Around us

The Ponte di Legno area unites two important natural reserves, the Stelvio and Adamello Parks. Thanks to the safeguard granted by these two institutions, together with the sensibility of the local communities, the valleys around town still offer wonderful vistas, and a safe haven for the alpine fauna.



Gavia Pass

This alpine crossing offers evocative views all year round; divided between Brescia and Sondrio in the area of the Stelvio National Park, it’s also the birthplace of the PDO cheese Silter in Sant’Apollonia.
Cycle-lovers must have heard of it; the “Giro d’Italia” often proceeds on its hairpin turns, and in the summer the pass become a required stop for all those who wish to experience the same challenges of professional cyclists.



Tonale Pass

With its sun-kissed meadows and the crisp mountain air to greet you, the mount Tonale is a wonderful view in the Summer months; it’s during the Winter, however, that it reveals its true aspect: his fields become white-powdered slopes, populated by eager skiers from all over Europe and beyond.



Stelvio National Park

One of the first national parks to be established in Italy, the Stelvio Park together with the surrounding parks, both Italian and Swiss, form one of the largest natural preserves in the Alps, a veritable treasure of biodiversity.
For the excursionists, the park is accessible from the Camonica Valley through the Val Grande and Val delle Messi/Gavia Pass.

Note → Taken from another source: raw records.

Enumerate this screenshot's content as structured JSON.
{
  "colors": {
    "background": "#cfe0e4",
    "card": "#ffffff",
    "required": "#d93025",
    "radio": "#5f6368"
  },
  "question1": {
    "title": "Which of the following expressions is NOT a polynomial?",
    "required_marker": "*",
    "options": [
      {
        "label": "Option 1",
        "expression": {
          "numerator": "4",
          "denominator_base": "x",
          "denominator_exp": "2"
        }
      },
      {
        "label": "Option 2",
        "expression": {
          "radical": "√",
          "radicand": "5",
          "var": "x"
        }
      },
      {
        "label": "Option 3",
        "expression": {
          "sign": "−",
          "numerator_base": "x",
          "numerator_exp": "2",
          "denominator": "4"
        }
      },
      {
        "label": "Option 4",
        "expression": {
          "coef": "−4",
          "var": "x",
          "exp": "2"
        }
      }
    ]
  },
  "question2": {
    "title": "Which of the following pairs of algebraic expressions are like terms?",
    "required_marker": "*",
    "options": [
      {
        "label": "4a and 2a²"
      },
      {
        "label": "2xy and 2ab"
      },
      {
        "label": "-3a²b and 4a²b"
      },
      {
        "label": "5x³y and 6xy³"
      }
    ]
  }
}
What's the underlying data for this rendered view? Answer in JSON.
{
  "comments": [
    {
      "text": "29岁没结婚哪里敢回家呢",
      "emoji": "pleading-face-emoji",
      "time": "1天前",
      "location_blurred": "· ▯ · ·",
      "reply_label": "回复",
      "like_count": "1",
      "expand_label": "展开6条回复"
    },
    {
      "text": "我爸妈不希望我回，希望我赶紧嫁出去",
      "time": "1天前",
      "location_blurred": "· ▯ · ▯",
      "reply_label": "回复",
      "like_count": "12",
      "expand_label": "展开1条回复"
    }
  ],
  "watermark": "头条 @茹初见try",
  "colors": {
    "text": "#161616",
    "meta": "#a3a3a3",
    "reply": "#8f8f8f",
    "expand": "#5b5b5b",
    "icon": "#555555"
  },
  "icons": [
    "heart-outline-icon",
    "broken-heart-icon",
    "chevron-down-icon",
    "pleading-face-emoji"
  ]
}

The Adamello Regional Park

Located between the alpine passes of Tonale and Crocedomini, the Adamello Regional Park is the continuation in the Lombardy area of the Adamello-Brenta Park of Trentino; a treasure for tourism and biodiversity, as proved by the sightings of bears, recently reintroduced.



Rock carvings: signs of an ancient past

Forgotten for ages and discovered only at the beginning of last century, the hidden treasure of Valle Camonica’s rock carvings waits for you in Capo di Ponte; discover the first UNESCO World Heritage Site in Italy wandering through the woods between millennia-old carvings that offer a fascinating insight on the ancient Camunni’s way of life.